Have you created TXT record for _acme-challenge
I am using Route 53 for my nameservers. That’s why I am posting here. The Domain is hosted / registered with Route 53, and Virtualmin is using it for DNS / Nameservers.
My understanding is that Virtualmin should be creating the TXT records when it issues the challenge, I should not be creating them manually.
@stefan1959 - I’m using the domain aiskondns.net for my own Nameservers. ns1 & ns2 are pointing to my Virtualmin server, so other domains hosted there can use local DNS. (At least until I can move them all to Route 53, I want to get one working properly before I move the others.)
OK, I think that explains it. I thought Amazon updated the Name Servers when I set up the hosted zone, apparently it left them pointing at the old Registrar. Good to know I need to do it manually for the next few…
Gonna wait for the nameserver update to propagate, and try again.
OK, Nameservers are set. It was a combo of the Domain still using the nameservers from the old Regsitrar, and me messing up the records when I updated them. That’s been resolved, and Nameservers and records for aiskondns.net are now good.

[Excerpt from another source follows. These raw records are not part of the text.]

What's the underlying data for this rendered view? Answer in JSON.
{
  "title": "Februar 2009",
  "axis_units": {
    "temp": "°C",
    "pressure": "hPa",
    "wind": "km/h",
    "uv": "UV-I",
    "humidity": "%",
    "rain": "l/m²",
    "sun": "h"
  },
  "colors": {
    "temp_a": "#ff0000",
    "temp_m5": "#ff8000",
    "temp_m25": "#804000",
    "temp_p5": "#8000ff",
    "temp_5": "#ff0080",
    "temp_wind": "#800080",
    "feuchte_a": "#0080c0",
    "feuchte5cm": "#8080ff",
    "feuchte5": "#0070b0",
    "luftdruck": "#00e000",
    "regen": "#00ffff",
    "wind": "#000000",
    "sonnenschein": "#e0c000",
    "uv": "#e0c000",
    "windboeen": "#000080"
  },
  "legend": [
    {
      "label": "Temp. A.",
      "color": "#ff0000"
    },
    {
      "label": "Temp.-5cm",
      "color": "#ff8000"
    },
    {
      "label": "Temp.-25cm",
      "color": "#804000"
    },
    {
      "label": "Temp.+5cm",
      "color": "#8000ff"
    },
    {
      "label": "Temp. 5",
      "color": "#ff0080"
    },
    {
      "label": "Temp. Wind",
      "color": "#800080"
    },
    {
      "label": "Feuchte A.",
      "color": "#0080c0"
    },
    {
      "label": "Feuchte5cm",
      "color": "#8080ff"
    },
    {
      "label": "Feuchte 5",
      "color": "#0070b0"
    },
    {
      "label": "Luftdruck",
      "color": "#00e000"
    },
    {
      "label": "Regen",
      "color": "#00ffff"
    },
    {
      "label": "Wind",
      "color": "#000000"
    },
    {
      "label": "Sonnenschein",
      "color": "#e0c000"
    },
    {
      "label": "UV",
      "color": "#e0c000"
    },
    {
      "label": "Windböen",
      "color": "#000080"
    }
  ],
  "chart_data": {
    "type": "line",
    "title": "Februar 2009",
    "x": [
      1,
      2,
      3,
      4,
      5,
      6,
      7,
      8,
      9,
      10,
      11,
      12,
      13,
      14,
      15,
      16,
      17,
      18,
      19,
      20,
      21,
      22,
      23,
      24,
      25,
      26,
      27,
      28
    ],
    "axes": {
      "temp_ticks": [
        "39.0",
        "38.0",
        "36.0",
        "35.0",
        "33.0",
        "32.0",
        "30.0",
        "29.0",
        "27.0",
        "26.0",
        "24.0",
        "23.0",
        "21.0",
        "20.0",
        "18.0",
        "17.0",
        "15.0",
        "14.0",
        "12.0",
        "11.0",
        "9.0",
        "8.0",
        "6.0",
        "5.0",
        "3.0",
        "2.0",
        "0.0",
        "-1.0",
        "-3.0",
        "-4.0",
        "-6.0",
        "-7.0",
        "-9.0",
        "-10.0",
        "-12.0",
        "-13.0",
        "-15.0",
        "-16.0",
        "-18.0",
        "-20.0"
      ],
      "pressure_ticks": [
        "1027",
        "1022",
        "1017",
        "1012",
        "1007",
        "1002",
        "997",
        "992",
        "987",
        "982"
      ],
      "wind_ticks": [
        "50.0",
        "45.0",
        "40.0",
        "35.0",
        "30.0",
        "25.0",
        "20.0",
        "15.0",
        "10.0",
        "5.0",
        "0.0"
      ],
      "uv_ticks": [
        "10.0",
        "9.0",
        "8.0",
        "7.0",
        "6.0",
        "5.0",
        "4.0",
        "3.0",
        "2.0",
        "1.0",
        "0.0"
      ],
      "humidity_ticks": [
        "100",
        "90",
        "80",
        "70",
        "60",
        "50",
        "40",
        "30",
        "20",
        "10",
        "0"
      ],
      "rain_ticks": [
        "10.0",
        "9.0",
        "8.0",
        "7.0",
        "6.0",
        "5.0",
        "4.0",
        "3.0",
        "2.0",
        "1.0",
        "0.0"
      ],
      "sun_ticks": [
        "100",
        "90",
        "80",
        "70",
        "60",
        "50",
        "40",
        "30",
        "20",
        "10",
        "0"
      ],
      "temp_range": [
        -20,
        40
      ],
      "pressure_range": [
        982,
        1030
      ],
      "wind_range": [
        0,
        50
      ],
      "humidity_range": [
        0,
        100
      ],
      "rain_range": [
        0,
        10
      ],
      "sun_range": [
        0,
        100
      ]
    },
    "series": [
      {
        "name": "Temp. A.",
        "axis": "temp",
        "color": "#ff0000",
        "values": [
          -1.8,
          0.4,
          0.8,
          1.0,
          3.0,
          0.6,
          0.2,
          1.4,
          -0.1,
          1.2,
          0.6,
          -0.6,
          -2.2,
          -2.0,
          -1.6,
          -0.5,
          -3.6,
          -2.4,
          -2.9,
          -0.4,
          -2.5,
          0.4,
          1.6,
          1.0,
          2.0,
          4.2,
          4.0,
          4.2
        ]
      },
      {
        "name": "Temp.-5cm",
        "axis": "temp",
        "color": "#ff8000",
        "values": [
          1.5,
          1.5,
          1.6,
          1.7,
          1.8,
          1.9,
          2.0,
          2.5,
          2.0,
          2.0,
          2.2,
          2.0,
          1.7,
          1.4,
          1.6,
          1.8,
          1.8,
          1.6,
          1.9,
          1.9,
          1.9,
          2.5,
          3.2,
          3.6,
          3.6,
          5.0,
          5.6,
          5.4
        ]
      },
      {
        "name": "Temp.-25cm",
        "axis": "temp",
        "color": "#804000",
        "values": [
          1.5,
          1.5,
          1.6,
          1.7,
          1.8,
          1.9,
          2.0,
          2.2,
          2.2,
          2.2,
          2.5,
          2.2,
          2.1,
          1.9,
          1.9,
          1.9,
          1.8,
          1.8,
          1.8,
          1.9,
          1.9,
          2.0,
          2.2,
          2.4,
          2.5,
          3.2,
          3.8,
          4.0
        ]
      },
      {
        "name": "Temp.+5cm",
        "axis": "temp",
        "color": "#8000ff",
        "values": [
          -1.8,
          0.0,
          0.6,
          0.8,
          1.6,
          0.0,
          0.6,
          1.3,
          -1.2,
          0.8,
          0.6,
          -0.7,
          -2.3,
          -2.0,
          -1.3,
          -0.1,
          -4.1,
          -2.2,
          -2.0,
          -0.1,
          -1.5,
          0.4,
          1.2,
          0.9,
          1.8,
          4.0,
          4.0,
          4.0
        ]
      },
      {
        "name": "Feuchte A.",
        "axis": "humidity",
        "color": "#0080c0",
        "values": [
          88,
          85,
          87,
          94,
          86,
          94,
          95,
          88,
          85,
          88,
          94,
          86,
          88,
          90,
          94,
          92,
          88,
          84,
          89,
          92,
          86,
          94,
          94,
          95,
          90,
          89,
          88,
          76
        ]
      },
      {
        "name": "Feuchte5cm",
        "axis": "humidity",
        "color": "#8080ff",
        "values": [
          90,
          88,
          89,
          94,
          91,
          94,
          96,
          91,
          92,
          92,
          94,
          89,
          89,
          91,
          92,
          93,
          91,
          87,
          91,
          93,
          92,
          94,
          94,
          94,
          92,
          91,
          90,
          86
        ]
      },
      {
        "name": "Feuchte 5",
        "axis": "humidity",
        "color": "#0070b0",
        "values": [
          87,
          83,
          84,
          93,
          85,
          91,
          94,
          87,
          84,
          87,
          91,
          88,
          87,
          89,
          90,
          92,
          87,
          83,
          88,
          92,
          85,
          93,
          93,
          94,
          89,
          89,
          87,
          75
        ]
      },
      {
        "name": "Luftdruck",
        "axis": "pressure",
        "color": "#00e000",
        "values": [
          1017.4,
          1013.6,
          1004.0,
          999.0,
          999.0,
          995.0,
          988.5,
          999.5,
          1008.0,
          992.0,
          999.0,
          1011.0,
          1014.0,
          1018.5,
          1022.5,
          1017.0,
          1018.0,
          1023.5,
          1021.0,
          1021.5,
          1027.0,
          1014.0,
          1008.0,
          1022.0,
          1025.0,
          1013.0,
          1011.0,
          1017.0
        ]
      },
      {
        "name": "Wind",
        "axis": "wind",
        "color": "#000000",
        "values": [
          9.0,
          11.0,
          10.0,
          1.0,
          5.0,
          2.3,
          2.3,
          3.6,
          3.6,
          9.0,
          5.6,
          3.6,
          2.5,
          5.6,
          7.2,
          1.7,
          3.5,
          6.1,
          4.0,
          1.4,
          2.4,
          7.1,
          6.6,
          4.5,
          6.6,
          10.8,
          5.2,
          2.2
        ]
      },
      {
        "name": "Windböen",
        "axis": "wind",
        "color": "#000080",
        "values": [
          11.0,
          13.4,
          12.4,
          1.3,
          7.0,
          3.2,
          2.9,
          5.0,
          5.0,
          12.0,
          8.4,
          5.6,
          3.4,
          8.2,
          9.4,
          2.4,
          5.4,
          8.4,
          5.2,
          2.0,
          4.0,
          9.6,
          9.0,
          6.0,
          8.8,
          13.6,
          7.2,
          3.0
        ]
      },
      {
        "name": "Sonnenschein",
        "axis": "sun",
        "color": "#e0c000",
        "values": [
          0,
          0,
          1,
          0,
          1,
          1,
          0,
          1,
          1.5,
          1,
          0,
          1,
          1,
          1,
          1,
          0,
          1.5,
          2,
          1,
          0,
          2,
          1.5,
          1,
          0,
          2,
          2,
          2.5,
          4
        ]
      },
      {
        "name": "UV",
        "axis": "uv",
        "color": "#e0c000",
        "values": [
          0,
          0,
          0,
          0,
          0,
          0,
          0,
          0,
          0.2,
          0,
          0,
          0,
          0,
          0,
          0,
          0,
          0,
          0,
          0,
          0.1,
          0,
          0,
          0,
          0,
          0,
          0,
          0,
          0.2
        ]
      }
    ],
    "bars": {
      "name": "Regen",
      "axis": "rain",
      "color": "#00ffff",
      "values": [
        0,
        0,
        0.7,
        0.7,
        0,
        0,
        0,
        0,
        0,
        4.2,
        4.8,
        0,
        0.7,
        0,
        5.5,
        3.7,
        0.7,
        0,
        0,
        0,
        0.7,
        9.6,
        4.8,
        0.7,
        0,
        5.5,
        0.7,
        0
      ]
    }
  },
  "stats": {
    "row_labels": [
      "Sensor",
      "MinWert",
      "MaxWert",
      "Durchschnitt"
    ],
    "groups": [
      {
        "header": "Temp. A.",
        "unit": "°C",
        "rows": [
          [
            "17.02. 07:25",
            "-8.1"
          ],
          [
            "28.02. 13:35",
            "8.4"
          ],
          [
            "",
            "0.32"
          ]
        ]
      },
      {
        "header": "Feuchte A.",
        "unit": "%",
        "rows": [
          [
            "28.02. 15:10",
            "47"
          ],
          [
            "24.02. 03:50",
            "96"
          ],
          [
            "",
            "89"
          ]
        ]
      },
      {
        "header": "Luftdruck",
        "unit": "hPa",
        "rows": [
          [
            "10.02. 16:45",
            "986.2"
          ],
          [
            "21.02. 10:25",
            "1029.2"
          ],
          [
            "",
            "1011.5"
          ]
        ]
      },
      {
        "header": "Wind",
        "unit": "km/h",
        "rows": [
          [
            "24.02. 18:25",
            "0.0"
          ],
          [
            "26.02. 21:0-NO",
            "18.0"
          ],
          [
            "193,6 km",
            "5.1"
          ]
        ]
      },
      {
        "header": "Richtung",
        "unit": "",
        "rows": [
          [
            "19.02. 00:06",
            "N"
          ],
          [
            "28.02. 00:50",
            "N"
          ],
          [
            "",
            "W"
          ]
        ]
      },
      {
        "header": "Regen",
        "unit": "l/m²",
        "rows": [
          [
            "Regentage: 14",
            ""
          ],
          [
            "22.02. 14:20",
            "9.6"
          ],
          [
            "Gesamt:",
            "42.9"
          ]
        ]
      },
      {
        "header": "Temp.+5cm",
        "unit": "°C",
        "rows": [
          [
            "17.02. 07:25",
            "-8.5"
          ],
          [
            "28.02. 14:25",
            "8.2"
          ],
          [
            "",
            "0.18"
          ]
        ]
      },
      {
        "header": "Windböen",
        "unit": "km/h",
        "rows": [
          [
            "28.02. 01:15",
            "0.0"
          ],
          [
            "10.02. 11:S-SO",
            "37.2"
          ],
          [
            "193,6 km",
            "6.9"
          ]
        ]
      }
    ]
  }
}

The remaining issue is that when I try to request a cert, I am getting:
Failed to save DNS options : Failed to update DNS records : An error occurred (InvalidChangeBatch) when calling the ChangeResourceRecordSets operation: [The request contains an invalid set of changes for a resource record set ‘SSHFP aiskondns.net.’, The request contains an invalid set of changes for a resource record set ‘SSHFP www.aiskondns.net.’]
OK, canceling this question - after digging some more, Route 53 is both more work, and more expensive, than Namecheap to work with. I’m moving my domains back to Namecheap, so this is moot.